I'm reading a book and there is some strange proof (strange for me) of the theorem that within each interval, no matter how small, there are rational points. Proof: we need only take a denominator $n$ large enough so that the interval $[0, \frac{1}{n}]$ is smaller than the interval $[A, B]$ in question; then at least one of the fractions $\frac{m}{n}$ must lie within the interval.
I can't understand how they figured out that $[A, B]$ contains at least one $\frac{m}{n}$ and how it's connected to the interval $[0, \frac{1}{n}]$.
Given a natural number $n$, if no fraction with denominator $n$ is contained in $[A,B]$, then there is a fraction $\frac mn$ which is the largest one which is below $[A,B]$ (meaning $\frac mn< A$), and in addition we have that the next fraction with denominator $n$, which is $\frac{m+1}n$, must be above $[A,B]$ (meaning $B<\frac{m+1}n$).

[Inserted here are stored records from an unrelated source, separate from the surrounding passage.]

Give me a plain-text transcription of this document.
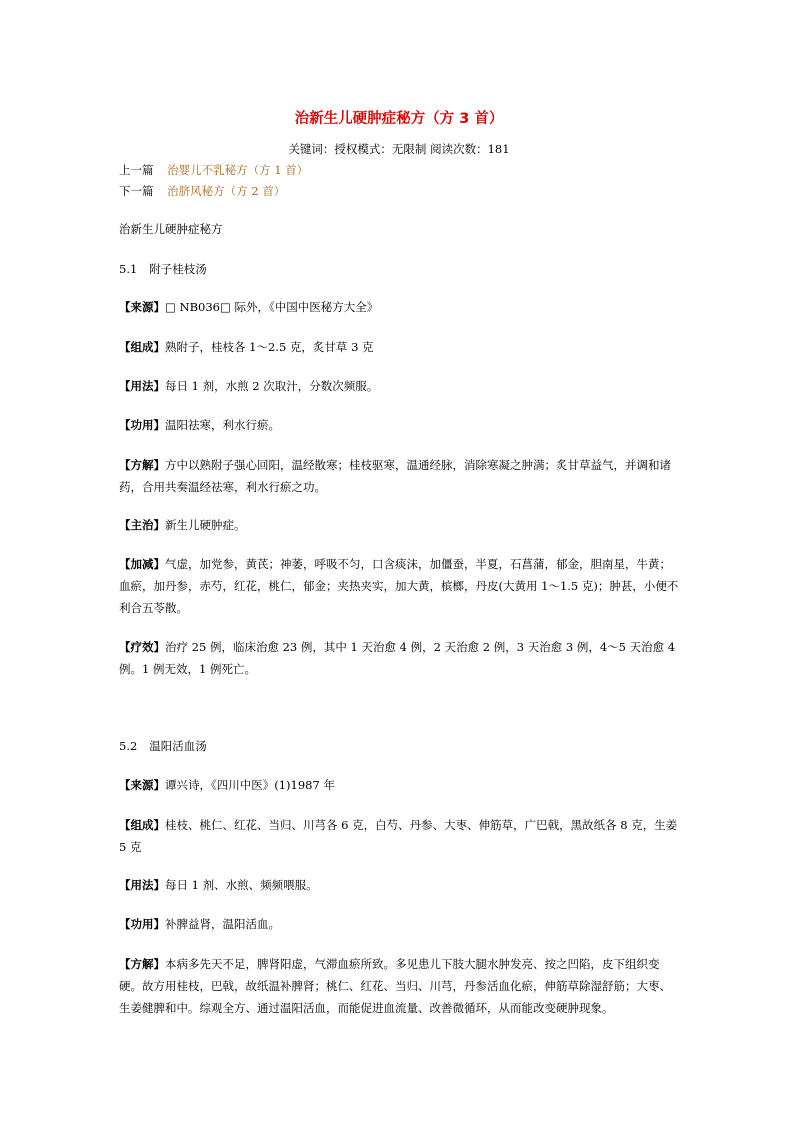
治新生儿硬肿症秘方（方 3 首）
关键词：授权模式：无限制 阅读次数：181
上一篇 治婴儿不乳秘方（方 1 首）
下一篇 治脐风秘方（方 2 首）
治新生儿硬肿症秘方
5.1 附子桂枝汤
【来源】□ NB036□ 际外，《中国中医秘方大全》
【组成】熟附子，桂枝各 1～2.5 克，炙甘草 3 克
【用法】每日 1 剂，水煎 2 次取汁，分数次频服。
【功用】温阳祛寒，利水行瘀。
【方解】方中以熟附子强心回阳，温经散寒；桂枝驱寒，温通经脉，消除寒凝之肿满；炙甘草益气，并调和诸药，合用共奏温经祛寒，利水行瘀之功。
【主治】新生儿硬肿症。
【加减】气虚，加党参，黄芪；神萎，呼吸不匀，口含痰沫，加僵蚕，半夏，石菖蒲，郁金，胆南星，牛黄；血瘀，加丹参，赤芍，红花，桃仁，郁金；夹热夹实，加大黄，槟榔，丹皮(大黄用 1～1.5 克)；肿甚，小便不利合五苓散。
【疗效】治疗 25 例，临床治愈 23 例，其中 1 天治愈 4 例，2 天治愈 2 例，3 天治愈 3 例，4～5 天治愈 4 例。1 例无效，1 例死亡。
5.2 温阳活血汤
【来源】谭兴诗，《四川中医》(1)1987 年
【组成】桂枝、桃仁、红花、当归、川芎各 6 克，白芍、丹参、大枣、伸筋草，广巴戟，黑故纸各 8 克，生姜 5 克
【用法】每日 1 剂、水煎、频频喂服。
【功用】补脾益肾，温阳活血。
【方解】本病多先天不足，脾肾阳虚，气滞血瘀所致。多见患儿下肢大腿水肿发亮、按之凹陷，皮下组织变硬。故方用桂枝，巴戟，故纸温补脾肾；桃仁、红花、当归、川芎，丹参活血化瘀，伸筋草除湿舒筋；大枣、生姜健脾和中。综观全方、通过温阳活血，而能促进血流量、改善微循环，从而能改变硬肿现象。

Note take those two inequalities, and add them together, left side with left side, and right side with right side, and get $$ \frac mn+B<\frac{m+1}n +A\\ B-A<\frac{m+1}n-\frac mn=\frac1n $$ meaning that $[A,B]$ is smaller than $[0,\frac1n]$.
Reversing this (using the so-called contrapositive), it means that if $[0,\frac1n]$ is no larger than $[A,B]$, then there must be a fraction of the form $\frac mn$ in the interval $[A,B]$.